Why do I feel so scared then? Why do I feel as if I shouldn't be feeling like this so soon? Is it wrong? Am I crazy? I can't speak for tomorrow but I can speak for today, for right now and all I know in my heart is that it feels right. I feel as if I found the missing piece to the puzzle in my insane life, the one person who I can be myself with. At all times. I won't be judge or criticized by him. He accepts me and recognizes me for who I am. He appreciates me and I appreciate him. I believe that everything happens for a reason and we are in eacothers life for a reason, what that reason is we have yet to discover. All i know is that if this is a dream, I dont want to wake up from it. I don't and won't let it go. I am crazy about him. One day at a time for sure but I can't keep what I feel inside any longer. I thank the great one above for bringing him into my life.

An update:
Finished reading "Friday Night Chicas". Great book. I am now reading "A Girl Like Che Guevara". I have not been able to finish the introduction for my book. I haven't made the time would be more accurate to say. But I plan on getting to that soon. It's obvious by my thoughts above that I have been a bit distracted, in a good way ofcourse but distracted nontheless.

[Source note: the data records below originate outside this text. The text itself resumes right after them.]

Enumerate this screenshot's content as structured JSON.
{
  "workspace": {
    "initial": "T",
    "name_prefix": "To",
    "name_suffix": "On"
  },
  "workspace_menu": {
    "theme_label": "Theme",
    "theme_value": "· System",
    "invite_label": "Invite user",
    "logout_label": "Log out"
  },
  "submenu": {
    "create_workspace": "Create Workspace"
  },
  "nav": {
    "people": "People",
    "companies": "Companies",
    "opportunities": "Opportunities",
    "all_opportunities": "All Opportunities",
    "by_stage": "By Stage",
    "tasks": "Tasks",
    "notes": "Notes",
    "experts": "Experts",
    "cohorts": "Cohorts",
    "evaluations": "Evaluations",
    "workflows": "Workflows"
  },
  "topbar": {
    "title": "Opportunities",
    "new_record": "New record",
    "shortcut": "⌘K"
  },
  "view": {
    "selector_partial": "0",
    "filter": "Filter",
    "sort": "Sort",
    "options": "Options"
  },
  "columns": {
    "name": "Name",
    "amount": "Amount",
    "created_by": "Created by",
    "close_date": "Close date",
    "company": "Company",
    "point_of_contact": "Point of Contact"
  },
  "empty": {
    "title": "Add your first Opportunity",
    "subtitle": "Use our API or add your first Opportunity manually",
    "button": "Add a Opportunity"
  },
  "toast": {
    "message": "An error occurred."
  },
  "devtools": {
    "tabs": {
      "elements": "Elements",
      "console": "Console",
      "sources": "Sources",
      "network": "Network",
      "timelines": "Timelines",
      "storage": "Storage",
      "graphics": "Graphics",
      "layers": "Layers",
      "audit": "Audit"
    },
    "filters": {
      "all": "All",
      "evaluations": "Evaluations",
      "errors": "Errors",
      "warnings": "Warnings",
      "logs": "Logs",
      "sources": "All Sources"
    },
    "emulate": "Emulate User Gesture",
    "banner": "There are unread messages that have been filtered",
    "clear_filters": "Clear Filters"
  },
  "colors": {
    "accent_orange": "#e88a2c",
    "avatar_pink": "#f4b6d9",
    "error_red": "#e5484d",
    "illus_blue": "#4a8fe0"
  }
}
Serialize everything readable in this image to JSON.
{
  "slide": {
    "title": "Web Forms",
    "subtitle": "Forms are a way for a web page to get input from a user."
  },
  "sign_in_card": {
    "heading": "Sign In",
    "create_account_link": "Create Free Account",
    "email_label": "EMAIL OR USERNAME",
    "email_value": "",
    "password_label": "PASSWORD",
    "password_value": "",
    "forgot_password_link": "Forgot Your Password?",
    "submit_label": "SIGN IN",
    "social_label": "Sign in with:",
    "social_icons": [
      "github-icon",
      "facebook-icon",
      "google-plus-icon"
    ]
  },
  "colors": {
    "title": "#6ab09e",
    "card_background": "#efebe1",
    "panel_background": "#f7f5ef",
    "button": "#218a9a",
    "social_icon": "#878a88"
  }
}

I ended things with "J" officially. Not like it made a difference. I hadn't heard from him or seen him so why bother to continue something that isn't there. Its a huge relief though.
Anyways, my son's JHS graduation is June 16. He is siked and I am siked for him. My baby is getting big. Wow, to think he will be in HS in September. How time flies. So much to do.

I leave to my first of a few weekend trips on May 27th. I am going to New Mexico with my bestfriend. We will be doing alot of R&R and workshops. We are going with a book club that we belong to. "La Sucias"......I am sure it will be fun. I then head off to Miami in June with an old friend. No pun intended when I say Old....lol...he is 13 yrs my senior. I plan on visiting family and friends and getting alot of sun. Thats pretty much it for now.

Will keep you posted on what happens next with the new man in my life. Caio!